Yes. But he wasn’t going to tell her that. “You know me. Skull’s hard as a rock. I’m fine. Ready to get back to work.”
She made a noise that said she was skeptical. “I’m building a geographic profile and Seth told me you had some data points to add. Said there were more victims and burial sites?” Her tone was neutral, lacking her usual warmth. For Lucy that said a lot.
“I would have told you sooner but I had the techs analyze those locations and the time line every which way but Thursday. You can’t imagine how frustrating it was to know that we figured out this guy’s pattern just months after he grabbed the last kid.”
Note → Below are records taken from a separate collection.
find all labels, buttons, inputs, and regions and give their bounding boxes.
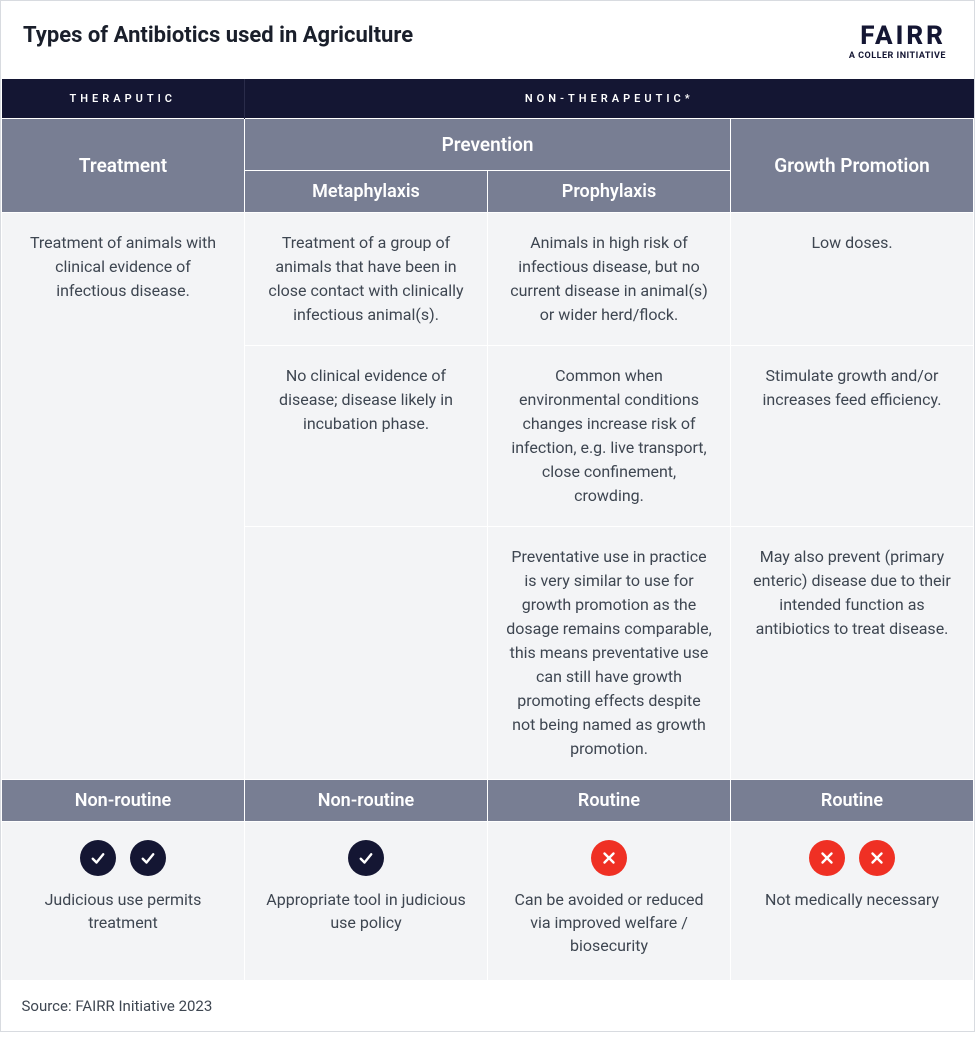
- cell-treatment-desc: Treatment of animals with clinical evide…: [2, 213, 245, 780]
- icon-row-c4: [747, 840, 957, 876]
- cell-proph-r2: Common when environmental conditions cha…: [488, 346, 731, 527]
- source-row: Source: FAIRR Initiative 2023: [2, 980, 974, 1031]
- routine-c4: Routine: [731, 780, 974, 822]
- verdict-c2: Appropriate tool in judicious use policy: [245, 822, 488, 981]
- cell-meta-r3: [245, 527, 488, 780]
- icon-row-c1: [18, 840, 228, 876]
- verdict-row: Judicious use permits treatment Appropri…: [2, 822, 974, 981]
- body-row-1: Treatment of animals with clinical evide…: [2, 213, 974, 346]
- verdict-text-c4: Not medically necessary: [747, 888, 957, 911]
- cell-proph-r1: Animals in high risk of infectious disea…: [488, 213, 731, 346]
- verdict-c3: Can be avoided or reduced via improved w…: [488, 822, 731, 981]
- category-therapeutic: THERAPUTIC: [2, 79, 245, 119]
- logo-main-text: FAIRR: [849, 23, 946, 49]
- antibiotics-table: THERAPUTIC NON-THERAPEUTIC* Treatment Pr…: [1, 79, 974, 1031]
- category-row: THERAPUTIC NON-THERAPEUTIC*: [2, 79, 974, 119]
- category-non-therapeutic: NON-THERAPEUTIC*: [245, 79, 974, 119]
- page-title: Types of Antibiotics used in Agriculture: [23, 23, 413, 48]
- cross-icon: [809, 840, 845, 876]
- check-icon: [130, 840, 166, 876]
- logo-sub-text: A COLLER INITIATIVE: [849, 51, 946, 61]
- verdict-c4: Not medically necessary: [731, 822, 974, 981]
- fairr-logo: FAIRR A COLLER INITIATIVE: [849, 23, 946, 61]
- cell-meta-r1: Treatment of a group of animals that hav…: [245, 213, 488, 346]
- routine-c1: Non-routine: [2, 780, 245, 822]
- verdict-text-c1: Judicious use permits treatment: [18, 888, 228, 934]
- routine-c3: Routine: [488, 780, 731, 822]
- cell-growth-r2: Stimulate growth and/or increases feed e…: [731, 346, 974, 527]
- col-prevention: Prevention: [245, 119, 731, 171]
- header-row-1: Treatment Prevention Growth Promotion: [2, 119, 974, 171]
- routine-row: Non-routine Non-routine Routine Routine: [2, 780, 974, 822]
- verdict-text-c2: Appropriate tool in judicious use policy: [261, 888, 471, 934]
- check-icon: [348, 840, 384, 876]
- cell-proph-r3: Preventative use in practice is very sim…: [488, 527, 731, 780]
- routine-c2: Non-routine: [245, 780, 488, 822]
- cross-icon: [591, 840, 627, 876]
- col-metaphylaxis: Metaphylaxis: [245, 171, 488, 213]
- verdict-c1: Judicious use permits treatment: [2, 822, 245, 981]
- icon-row-c3: [504, 840, 714, 876]
- cell-growth-r3: May also prevent (primary enteric) disea…: [731, 527, 974, 780]
- col-treatment: Treatment: [2, 119, 245, 213]
- table-container: Types of Antibiotics used in Agriculture…: [0, 0, 975, 1032]
- source-text: Source: FAIRR Initiative 2023: [2, 980, 974, 1031]
- cell-meta-r2: No clinical evidence of disease; disease…: [245, 346, 488, 527]
- verdict-text-c3: Can be avoided or reduced via improved w…: [504, 888, 714, 958]
- icon-row-c2: [261, 840, 471, 876]
- col-growth: Growth Promotion: [731, 119, 974, 213]
- header-bar: Types of Antibiotics used in Agriculture…: [1, 1, 974, 79]
- col-prophylaxis: Prophylaxis: [488, 171, 731, 213]
- cell-growth-r1: Low doses.: [731, 213, 974, 346]
- check-icon: [80, 840, 116, 876]
- cross-icon: [859, 840, 895, 876]
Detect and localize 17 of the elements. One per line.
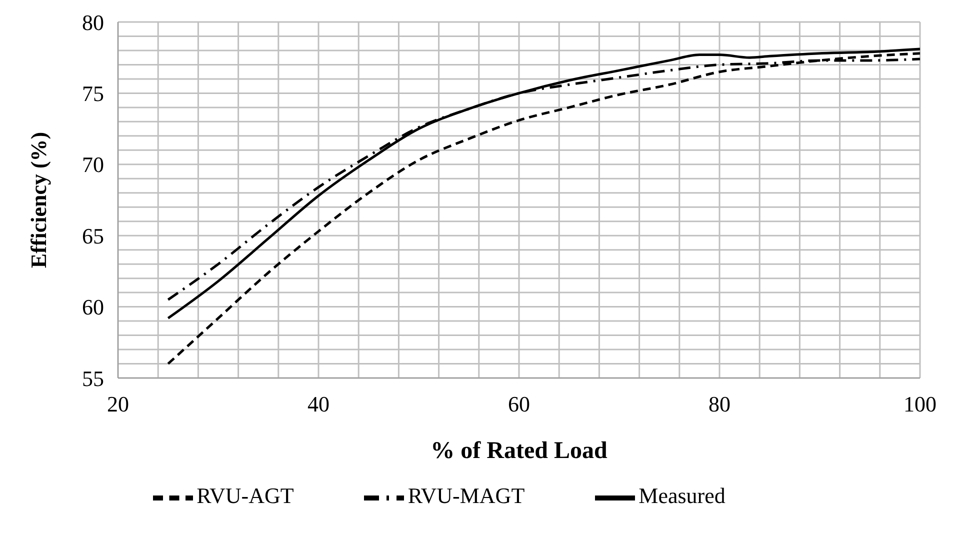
y-tick-label: 60 <box>82 294 104 320</box>
y-tick-label: 75 <box>82 81 104 106</box>
x-tick-label: 60 <box>508 392 530 417</box>
y-tick-label: 65 <box>82 223 104 248</box>
line-series <box>166 52 920 366</box>
legend-label: Measured <box>638 483 726 508</box>
y-axis-title: Efficiency (%) <box>26 132 51 268</box>
x-tick-label: 100 <box>904 392 936 417</box>
x-tick-label: 80 <box>708 392 730 417</box>
y-tick-label: 70 <box>82 152 104 178</box>
legend-label: RVU-MAGT <box>408 483 525 508</box>
y-tick-label: 80 <box>82 10 104 35</box>
x-tick-label: 40 <box>308 392 330 417</box>
x-axis-title: % of Rated Load <box>430 438 608 464</box>
y-tick-label: 55 <box>82 366 104 391</box>
x-tick-label: 20 <box>107 392 129 417</box>
legend-label: RVU-AGT <box>196 483 294 508</box>
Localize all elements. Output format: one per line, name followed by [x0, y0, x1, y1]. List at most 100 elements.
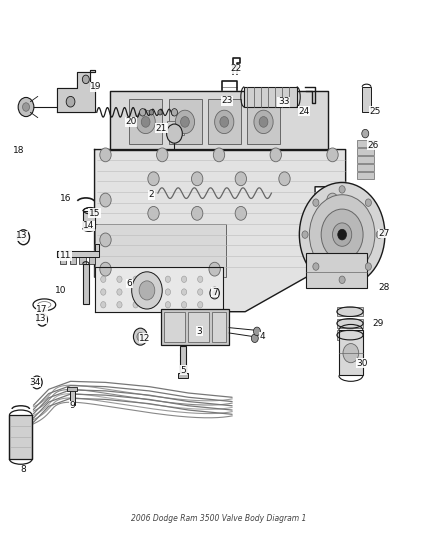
Circle shape — [18, 98, 34, 117]
Circle shape — [149, 110, 153, 115]
Circle shape — [270, 148, 282, 162]
Circle shape — [339, 276, 345, 284]
Circle shape — [299, 182, 385, 287]
Bar — [177, 373, 188, 378]
Text: 26: 26 — [367, 141, 378, 150]
Text: 6: 6 — [127, 279, 132, 288]
Circle shape — [100, 193, 111, 207]
Circle shape — [149, 276, 154, 282]
Text: 13: 13 — [16, 231, 28, 240]
Circle shape — [22, 103, 29, 111]
Circle shape — [66, 96, 75, 107]
Circle shape — [136, 110, 155, 134]
Circle shape — [321, 209, 363, 260]
Circle shape — [254, 327, 261, 336]
Bar — [244, 87, 297, 107]
Bar — [357, 172, 374, 179]
Text: 30: 30 — [357, 359, 368, 368]
Text: 4: 4 — [260, 332, 265, 341]
Circle shape — [254, 110, 273, 134]
Circle shape — [165, 302, 170, 308]
Bar — [337, 330, 363, 340]
Bar — [337, 319, 363, 328]
Circle shape — [100, 233, 111, 247]
Polygon shape — [57, 244, 99, 257]
Bar — [95, 224, 226, 277]
Circle shape — [376, 231, 382, 238]
Circle shape — [180, 117, 189, 127]
Text: 7: 7 — [212, 287, 218, 296]
Circle shape — [332, 223, 352, 246]
Polygon shape — [110, 91, 328, 150]
Bar — [83, 264, 89, 304]
Circle shape — [139, 281, 155, 300]
Circle shape — [156, 148, 168, 162]
Text: 29: 29 — [373, 319, 384, 328]
Bar — [67, 387, 77, 391]
Circle shape — [166, 124, 182, 143]
Circle shape — [117, 302, 122, 308]
Circle shape — [165, 289, 170, 295]
Text: 11: 11 — [60, 252, 71, 260]
Circle shape — [134, 328, 148, 345]
Circle shape — [209, 262, 220, 276]
Bar — [180, 346, 186, 375]
Circle shape — [210, 287, 219, 299]
Circle shape — [365, 199, 371, 206]
Circle shape — [101, 289, 106, 295]
Text: 16: 16 — [60, 194, 71, 203]
Circle shape — [198, 302, 203, 308]
Circle shape — [101, 302, 106, 308]
Text: 15: 15 — [89, 209, 100, 218]
Circle shape — [100, 262, 111, 276]
Bar — [362, 87, 371, 112]
Circle shape — [149, 289, 154, 295]
Text: 25: 25 — [370, 107, 381, 116]
Text: 12: 12 — [139, 334, 151, 343]
Circle shape — [213, 148, 225, 162]
Bar — [188, 312, 209, 342]
Circle shape — [181, 302, 187, 308]
Bar — [169, 99, 201, 144]
Circle shape — [212, 290, 217, 296]
Circle shape — [198, 289, 203, 295]
Circle shape — [365, 263, 371, 270]
Circle shape — [235, 206, 247, 220]
Circle shape — [235, 172, 247, 185]
Circle shape — [181, 276, 187, 282]
Circle shape — [338, 229, 346, 240]
Circle shape — [133, 302, 138, 308]
Circle shape — [165, 276, 170, 282]
Bar — [89, 257, 95, 264]
Circle shape — [191, 206, 203, 220]
Bar — [357, 164, 374, 171]
Bar — [357, 140, 374, 147]
Circle shape — [181, 289, 187, 295]
Circle shape — [117, 276, 122, 282]
Circle shape — [132, 272, 162, 309]
Text: 24: 24 — [299, 107, 310, 116]
Bar — [212, 312, 226, 342]
Text: 20: 20 — [125, 117, 137, 126]
Text: 3: 3 — [197, 327, 202, 336]
Circle shape — [140, 109, 146, 116]
Bar — [83, 211, 95, 228]
Circle shape — [137, 333, 144, 341]
Circle shape — [101, 276, 106, 282]
Circle shape — [251, 334, 258, 343]
Text: 2: 2 — [148, 190, 154, 199]
Bar — [161, 309, 229, 345]
Bar — [79, 257, 86, 264]
Circle shape — [259, 117, 268, 127]
Text: 10: 10 — [55, 286, 67, 295]
Bar — [357, 148, 374, 155]
Bar — [70, 390, 75, 405]
Circle shape — [133, 289, 138, 295]
Text: 13: 13 — [35, 314, 46, 323]
Circle shape — [82, 75, 89, 84]
Bar — [166, 122, 184, 135]
Circle shape — [148, 172, 159, 185]
Text: 21: 21 — [155, 124, 167, 133]
Circle shape — [171, 109, 177, 116]
Circle shape — [343, 344, 359, 363]
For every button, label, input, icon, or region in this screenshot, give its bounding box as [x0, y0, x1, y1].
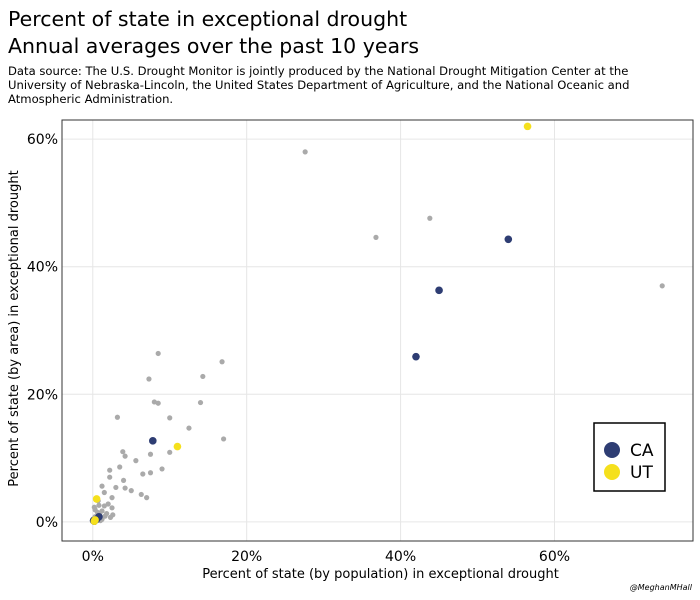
- ut-point: [173, 442, 182, 451]
- other-state-point: [102, 513, 108, 519]
- legend-key-ut: [604, 464, 620, 480]
- other-state-point: [219, 359, 225, 365]
- other-state-point: [147, 451, 154, 457]
- legend-label-ut: UT: [630, 463, 653, 483]
- ca-point: [149, 437, 157, 445]
- title-line-1: Percent of state in exceptional drought: [8, 7, 408, 31]
- ca-point: [504, 235, 513, 244]
- author-credit: @MeghanMHall: [629, 583, 692, 592]
- other-state-point: [155, 400, 161, 406]
- x-axis-title: Percent of state (by population) in exce…: [202, 567, 559, 582]
- ca-point: [435, 286, 443, 295]
- data-source-note: Data source: The U.S. Drought Monitor is…: [8, 64, 630, 106]
- y-tick-label: 60%: [27, 132, 58, 148]
- other-state-point: [107, 514, 114, 520]
- other-state-point: [197, 399, 204, 406]
- plot-panel-border: [61, 119, 694, 542]
- other-state-point: [138, 491, 144, 498]
- legend-box: [593, 422, 666, 492]
- other-state-point: [155, 350, 161, 357]
- other-state-point: [120, 477, 127, 484]
- other-state-point: [373, 234, 379, 240]
- tick-labels: 0% 20% 40% 60% 0% 20% 40% 60%: [27, 132, 570, 565]
- legend-label-ca: CA: [630, 441, 654, 461]
- other-state-point: [128, 488, 134, 494]
- ut-point: [90, 517, 99, 526]
- x-tick-label: 60%: [539, 549, 570, 565]
- other-state-point: [659, 283, 665, 289]
- ut-point: [523, 122, 532, 131]
- other-state-point: [107, 467, 113, 473]
- other-state-point: [109, 505, 115, 511]
- other-state-point: [146, 376, 152, 382]
- other-state-point: [114, 414, 121, 420]
- x-tick-label: 40%: [385, 549, 416, 565]
- other-state-point: [122, 485, 128, 491]
- other-state-point: [140, 471, 146, 477]
- other-state-point: [167, 449, 173, 455]
- other-state-point: [101, 503, 107, 509]
- other-state-point: [96, 502, 102, 508]
- y-tick-label: 0%: [36, 515, 58, 531]
- other-state-point: [144, 495, 150, 501]
- other-state-point: [427, 215, 433, 221]
- other-state-point: [167, 415, 173, 421]
- ut-point: [92, 495, 101, 503]
- other-state-point: [302, 149, 308, 155]
- other-state-point: [133, 458, 139, 464]
- grid: [62, 120, 693, 541]
- x-tick-label: 20%: [231, 549, 262, 565]
- other-state-point: [147, 470, 154, 476]
- other-state-point: [120, 449, 126, 455]
- other-state-point: [92, 507, 98, 513]
- other-state-point: [109, 495, 115, 501]
- other-state-point: [99, 483, 105, 489]
- legend-key-ca: [604, 442, 620, 458]
- title-line-2: Annual averages over the past 10 years: [8, 34, 420, 58]
- other-state-point: [107, 474, 113, 480]
- other-state-point: [200, 373, 206, 380]
- y-axis-title: Percent of state (by area) in exceptiona…: [7, 170, 22, 486]
- other-state-point: [117, 464, 123, 470]
- ca-point: [412, 352, 420, 361]
- y-tick-label: 20%: [27, 387, 58, 403]
- x-tick-label: 0%: [82, 549, 104, 565]
- other-state-point: [159, 466, 165, 472]
- other-state-point: [186, 425, 192, 431]
- other-state-point: [101, 489, 107, 496]
- other-state-point: [99, 508, 105, 514]
- other-state-point: [122, 453, 128, 459]
- data-points: [89, 122, 665, 526]
- y-tick-label: 40%: [27, 260, 58, 276]
- other-state-point: [105, 501, 111, 507]
- other-state-point: [220, 436, 227, 442]
- chart-title: Percent of state in exceptional drought …: [8, 6, 419, 60]
- other-state-point: [113, 484, 119, 491]
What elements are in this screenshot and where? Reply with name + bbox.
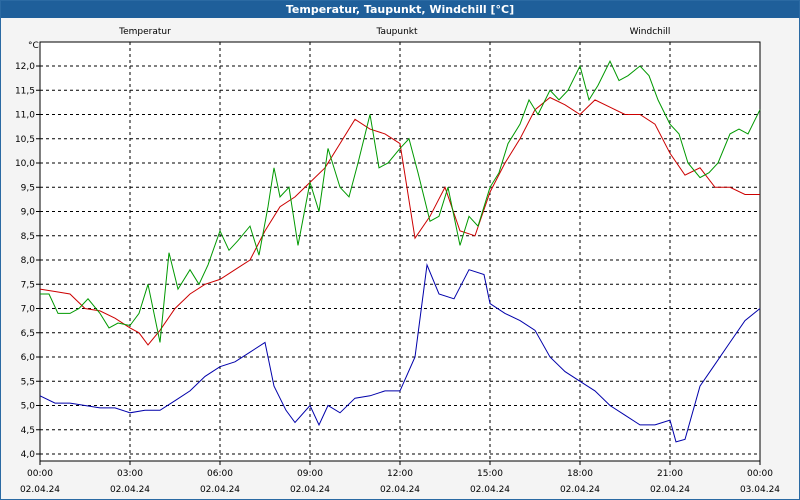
x-tick-date: 02.04.24 bbox=[560, 485, 600, 495]
y-tick-label: 12,0 bbox=[15, 62, 35, 72]
y-tick-label: 8,0 bbox=[21, 256, 36, 266]
y-tick-label: 10,5 bbox=[15, 135, 35, 145]
x-tick-time: 00:00 bbox=[747, 469, 773, 479]
y-tick-label: 11,0 bbox=[15, 111, 35, 121]
x-tick-time: 00:00 bbox=[27, 469, 53, 479]
legend-windchill: Windchill bbox=[630, 27, 671, 37]
x-tick-date: 02.04.24 bbox=[200, 485, 240, 495]
legend-temperatur: Temperatur bbox=[118, 27, 171, 37]
series-lines bbox=[39, 60, 761, 443]
x-tick-date: 02.04.24 bbox=[380, 485, 420, 495]
x-tick-date: 02.04.24 bbox=[20, 485, 60, 495]
y-tick-label: 7,5 bbox=[21, 280, 35, 290]
x-tick-date: 02.04.24 bbox=[650, 485, 690, 495]
x-axis-ticks: 00:00 02.04.24 03:00 02.04.24 06:00 02.04.24 0… bbox=[20, 461, 780, 495]
series-line-temperatur bbox=[39, 96, 760, 346]
y-tick-label: 5,5 bbox=[21, 377, 35, 387]
x-tick-time: 03:00 bbox=[117, 469, 143, 479]
y-tick-label: 6,5 bbox=[21, 329, 35, 339]
x-tick-date: 02.04.24 bbox=[110, 485, 150, 495]
x-tick-date: 02.04.24 bbox=[290, 485, 330, 495]
y-tick-label: 5,0 bbox=[21, 402, 36, 412]
legend: Temperatur Taupunkt Windchill bbox=[118, 27, 670, 37]
x-tick-date: 03.04.24 bbox=[740, 485, 780, 495]
x-tick-time: 18:00 bbox=[567, 469, 593, 479]
x-tick-time: 12:00 bbox=[387, 469, 413, 479]
y-tick-label: 4,0 bbox=[21, 450, 36, 460]
y-axis-ticks: 4,0 4,5 5,0 5,5 6,0 6,5 7,0 7,5 8,0 8,5 9,0 9,5 10,0… bbox=[15, 62, 40, 460]
y-axis-label: °C bbox=[28, 41, 39, 51]
y-tick-label: 6,0 bbox=[21, 353, 36, 363]
y-tick-label: 9,0 bbox=[21, 208, 36, 218]
series-line-windchill bbox=[40, 60, 761, 343]
legend-taupunkt: Taupunkt bbox=[375, 27, 418, 37]
y-tick-label: 8,5 bbox=[21, 232, 35, 242]
x-tick-time: 15:00 bbox=[477, 469, 503, 479]
series-line-taupunkt bbox=[39, 262, 761, 443]
y-tick-label: 11,5 bbox=[15, 86, 35, 96]
y-tick-label: 9,5 bbox=[21, 183, 35, 193]
y-tick-label: 10,0 bbox=[15, 159, 35, 169]
x-tick-time: 09:00 bbox=[297, 469, 323, 479]
x-tick-date: 02.04.24 bbox=[470, 485, 510, 495]
y-tick-label: 4,5 bbox=[21, 426, 35, 436]
y-tick-label: 7,0 bbox=[21, 305, 36, 315]
x-tick-time: 06:00 bbox=[207, 469, 233, 479]
chart-title: Temperatur, Taupunkt, Windchill [°C] bbox=[1, 1, 799, 18]
x-tick-time: 21:00 bbox=[657, 469, 683, 479]
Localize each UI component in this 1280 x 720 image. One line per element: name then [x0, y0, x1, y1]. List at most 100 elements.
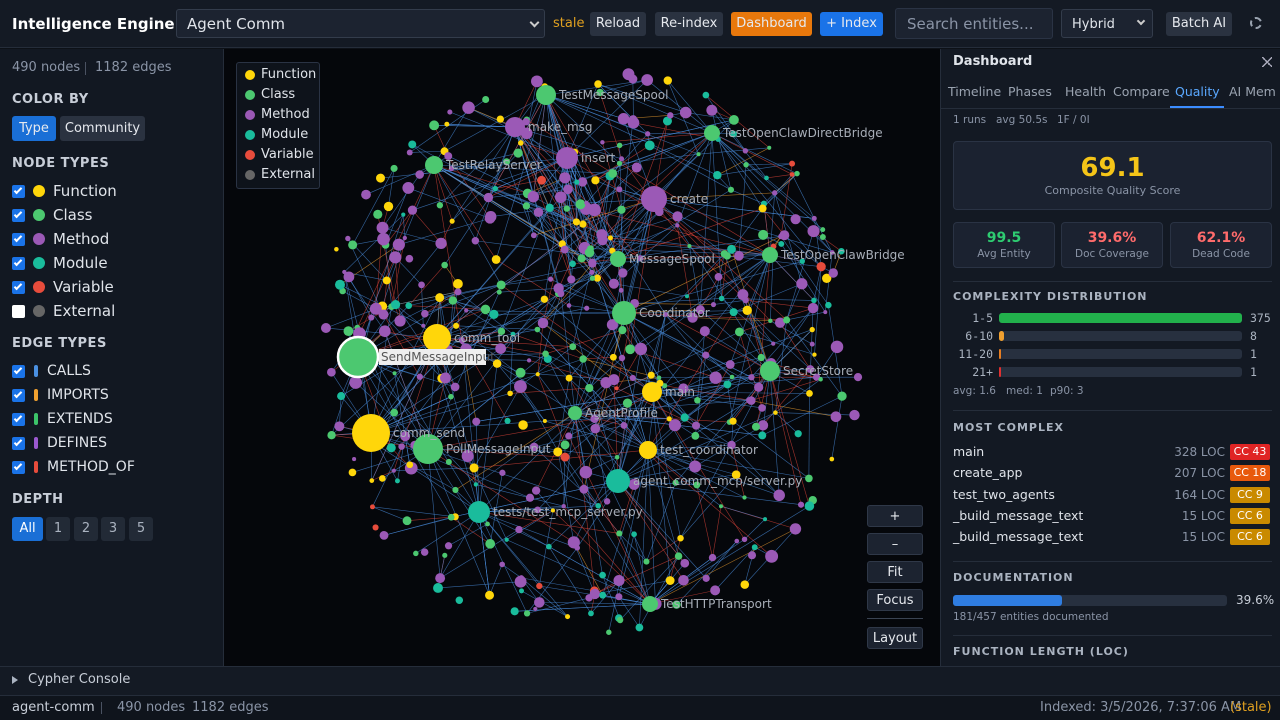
depth-button[interactable]: 1	[46, 517, 70, 541]
checkbox[interactable]	[12, 305, 25, 318]
zoom-control[interactable]: Layout	[867, 627, 923, 649]
graph-node	[392, 371, 397, 376]
graph-node	[462, 101, 475, 114]
mode-select[interactable]: Hybrid	[1061, 9, 1153, 38]
edge	[429, 341, 480, 513]
edge	[574, 358, 584, 414]
zoom-control[interactable]: –	[867, 533, 923, 555]
edge	[478, 511, 568, 617]
dashboard-tab[interactable]: Phases	[1008, 84, 1052, 99]
bin-count: 1	[1250, 347, 1257, 361]
type-dot	[33, 281, 45, 293]
edge	[676, 540, 738, 605]
depth-button[interactable]: All	[12, 517, 43, 541]
edge	[395, 304, 446, 379]
checkbox[interactable]	[12, 461, 25, 474]
graph-node	[444, 152, 453, 161]
graph-node	[665, 576, 675, 585]
edge	[512, 333, 584, 360]
run-meta: 1F / 0I	[1057, 114, 1090, 126]
edge	[597, 83, 648, 135]
graph-node	[567, 536, 580, 549]
checkbox[interactable]	[12, 281, 25, 294]
header-button[interactable]: + Index	[820, 12, 883, 36]
depth-button[interactable]: 3	[101, 517, 125, 541]
edge	[383, 516, 456, 536]
graph-node	[616, 142, 623, 149]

He blew out his breath and regretted it as pain shot through his shoulder and radiated up into his neck and skull. “I’m telling you, there’s nothing there. This guy must have the resources to pick up stakes every few years—and the savvy to cover his tracks.”
“The last girl, Missy Barstow? She might still be alive. She’s young enough—”
“That he wouldn’t have traded her in for a younger model,” he said bitterly. “Christ, Lucy, this guy…” He didn’t finish. He had no words adequate for the vile evil this guy embodied.
“Give me the dates and places, let me take another look.” Lucy’s approach differed from what the analysts at Quantico’s NCAVC did. She combined geographic information with behavior, psychology, and—according to several of the cybertechs—voodoo to narrow her search. Even she couldn’t explain it totally, but no one could argue with her results. She’d netted one of the country’s most notorious serial killers as well as tracking other predators.